Vor einiger Zeit hatte ich eine liebe und verständnisvolle Freundin, mit der ich gewissermaßen durch dick und dünn bin. Wir hatten beide längere Zeit vor unserem Zusammenkommen eine Art "Schlüsselbeziehung", an der wir gedanklich und emotional noch etwas hingen. Es tat gut, mit ihr darüber sprechen zu können und darüber Vertrauen ineinander aufzubauen. Das ging eine gute Zeit lang echt spitze, bis sie im Gefolge eines Streits mehrfach fallen ließ, dass sie eigentlich immer noch gerne mit ihrem Ex zusammen wäre. Das hatte ziemlich gesessen.

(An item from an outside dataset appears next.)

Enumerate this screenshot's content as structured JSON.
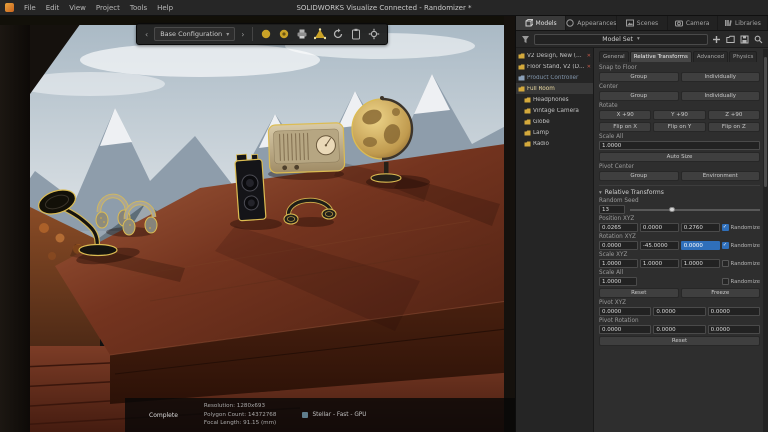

Ein halbes Jahr später meldete sich meine Ex bei mir. Erst unabsichtlich, und es ergab sich kein weiterer Kontakt, weil mir das erst mal nicht geheuer war und es einfach nicht passte. Etwa ein weiteres halbes Jahr später schrieb ich ihr dann doch ein paar Zeilen und wir sprachen uns über mancherlei Probleme von früher aus, jedoch war zu keiner Zeit die Sehnsucht nach einer Beziehung vorhanden. Jetzt kommt der dumme Moment: meine Freundin und ich waren damals sexuell und auch sonst sehr aufgeschlossen und sie ermunterte mich, Bedenken beiseite zu räumen und mich einfach mal mit meiner Ex zu treffen. Und sollte es wirklich soweit kommen, dass ich mit ihr schlafe, so sollte ich auf jeden Fall ein Gummi benutzen, aber es wäre okay! Das ging ein paar Mal so und irgendwann ließ mir das Thema keine Ruhe mehr. Ich machte, was ein dummer Mann tun muss: ich traf mich mit meiner Ex und wir hatten einen schönen und gesprächigen Abend in einer Bar. Zwischenzeitlich rief meine Freundin an und wirkte ein bisschen unaufgeräumt. Ich merkte einen leisen Zweifel, aber überging ihn. Als sich der Abend dem Ende näherte, entschlossen wir uns zu ihr zu gehen. Den Rest könnt ihr euch denken.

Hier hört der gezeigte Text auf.